Mustafa Bakir – Assignment 1 – QU4NT0M W4LK

This sketch was inspired by Quantum Cloud by Antoney Gormley 

Sources utilized: (514) Coding Challenge #112: 3D Rendering with Rotation and Projection – YouTube

Concept

I was talking to my friend Youssab William about decision trees, specifically binary decision trees and the thought lingered in my head for a little bit. Then when I started reading the assignment prompt, I read about the 3D walk and say Quantum Cloud. I got an idea of merging the logarithmic growth of binary trees with the random walk on a 3D plane in quadrantal angles. This is where QU4NT0M W4LK was born.

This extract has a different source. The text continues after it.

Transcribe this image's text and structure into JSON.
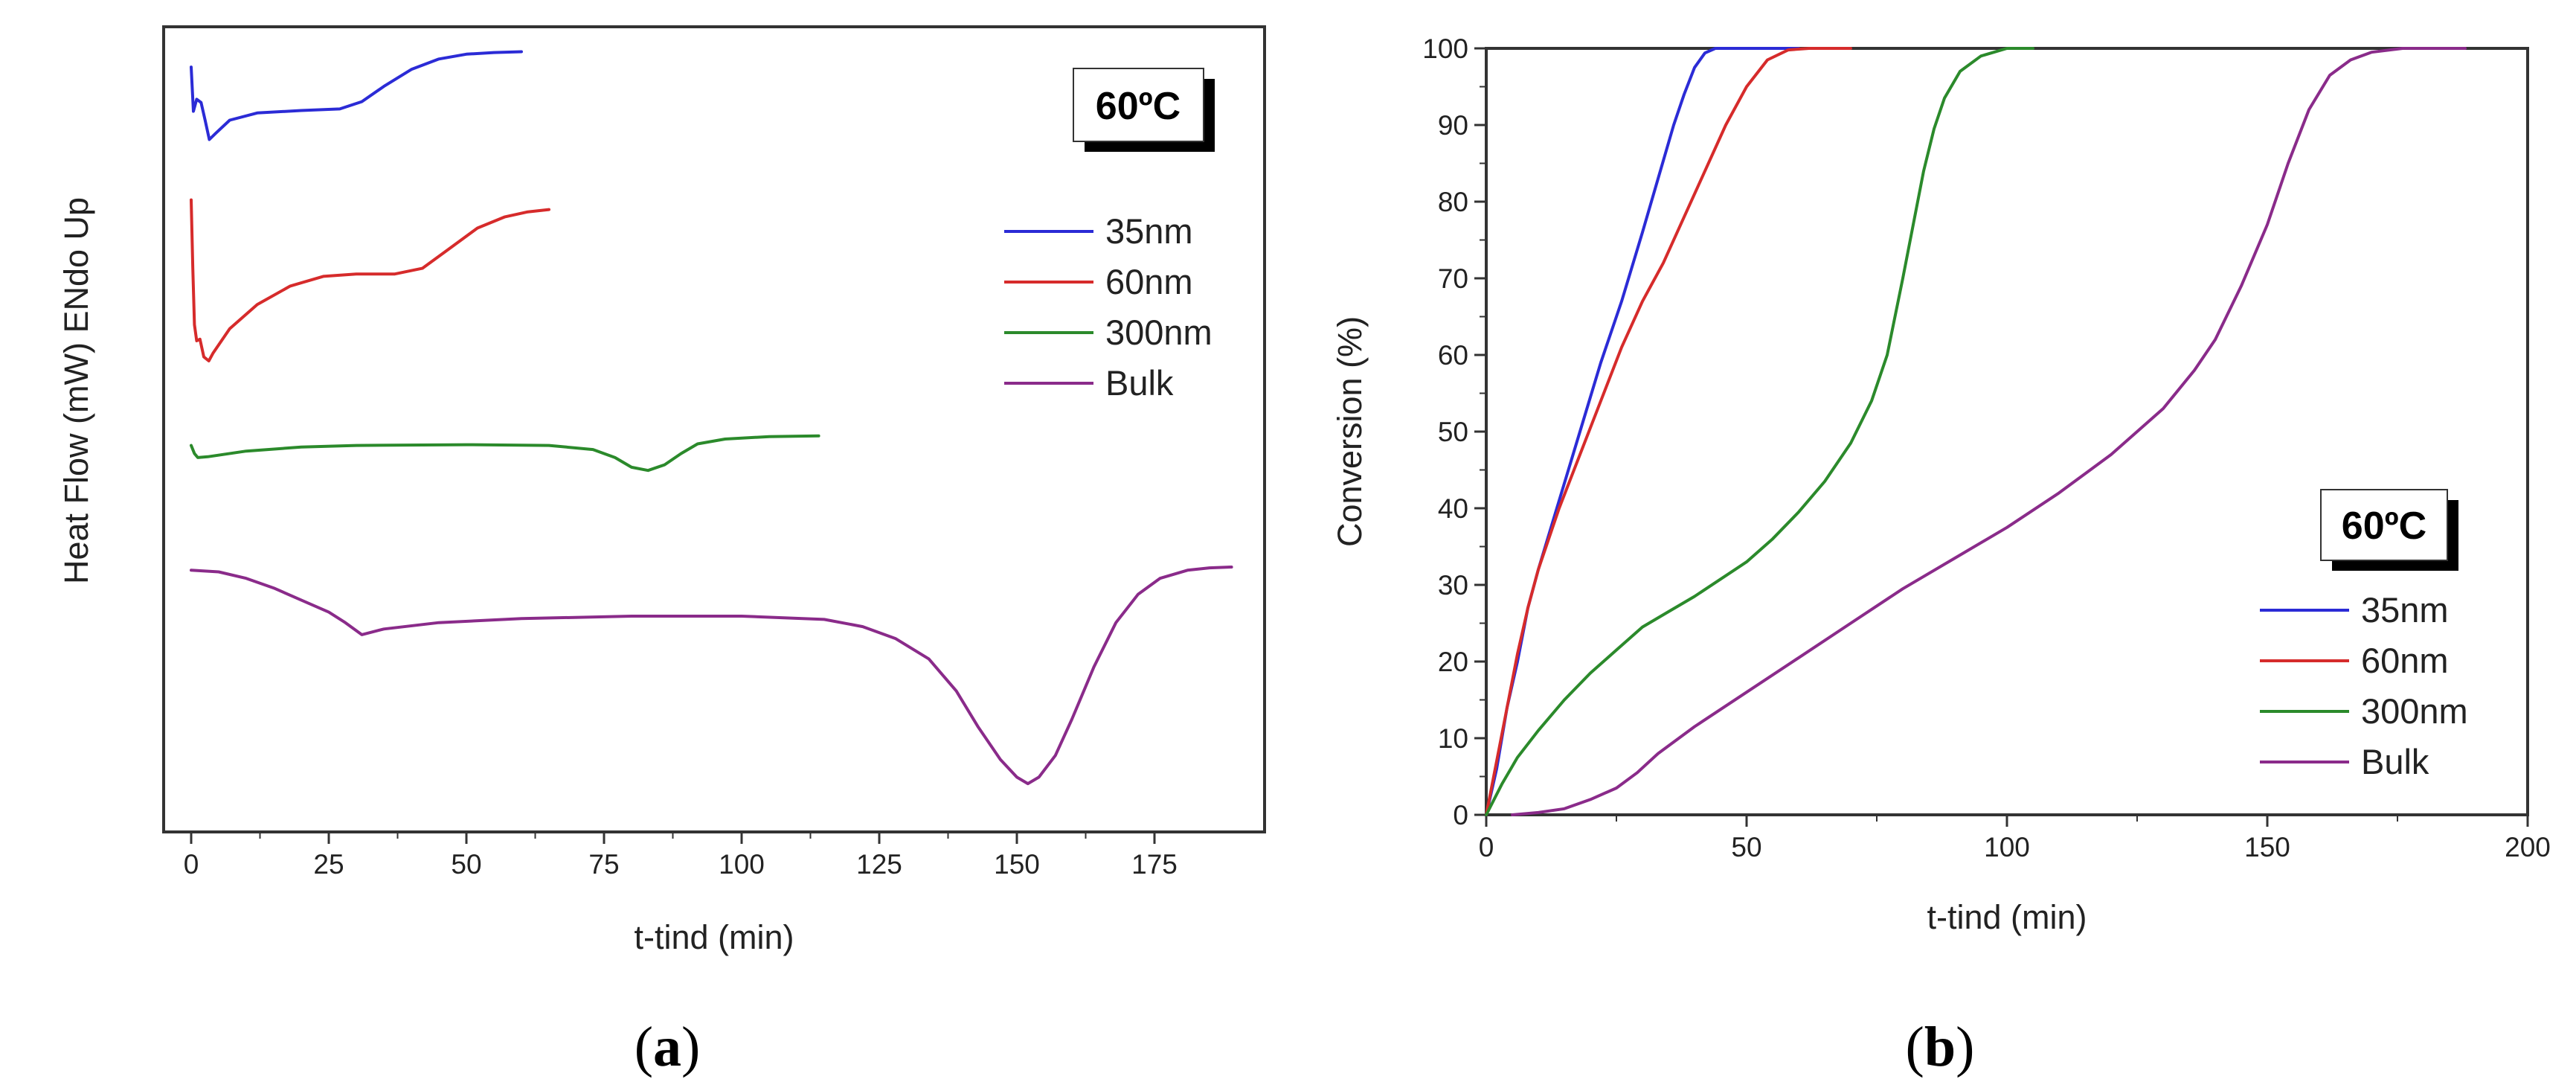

Also, im a big big fan of glitching and RGB offsets as a motion designer and video editor. I include RGB offsets (appropriately) in almost all my projects, so I also loved to add it here.

function draw() {
  background(255);

  // track rotation changes from dragging
  if (mouseIsPressed) {
    let deltaX = mouseX - pmouseX; // built in coords
    let deltaY = mouseY - pmouseY;
    rotY += deltaX * 0.01; // have to manually track rotation cus its not built in
    rotX += deltaY * 0.01;
  }
  
  // calculate rotation delta for RGB offset
  let deltaRotX = rotX - prevRotX;
  let deltaRotY = rotY - prevRotY;
  let deltaZoom = zoom - prevZoom;
  
  // update RGB offsets based on camera rotation and zoom
  blueOffset = lerp(blueOffset, deltaRotY * 500, 0.15);   // horizontal drag -> Blue
  greenOffset = lerp(greenOffset, deltaRotX * 500, 0.15); // vertical drag -> Green
  redOffset = lerp(redOffset, deltaZoom * 100, 0.15);     // zoom -> Red
  
  // decay offsets back to zero when not moving
  blueOffset *= 0.92;
  greenOffset *= 0.92;
  redOffset *= 0.92;
  
  // store previous values
  prevRotX = rotX;
  prevRotY = rotY;
  prevZoom = zoom;

  // apply camera transformations
  scale(zoom);
  rotateX(rotX);
  rotateY(rotY);

I am particularly proud of this segment of the code as everything else was something I have done before. But this camera movement was something I thought was extremely complex. What motivated me to embark on this idea is my recent project in motion graphics with camera movements that I genuinely was proud of, so I wanted to make camera movements I’m proud of using P5 as well. Both instances were something I was dreading before but once I started working on them they turned out to be much much simpler than I thought.

 

Future considerations would optimization. because of the fast growth of the segments, I had to decrease the number of segments. it looks much cooler with more segments, but I assume, i dont know yet, but I assume that the RGB channels are always drawn which technically *3’s the amount of processing. Another thing I wanna try but i’m dreading ins implementing dynamic 3d lighting with shadows and highlights, but maybe in future assignments.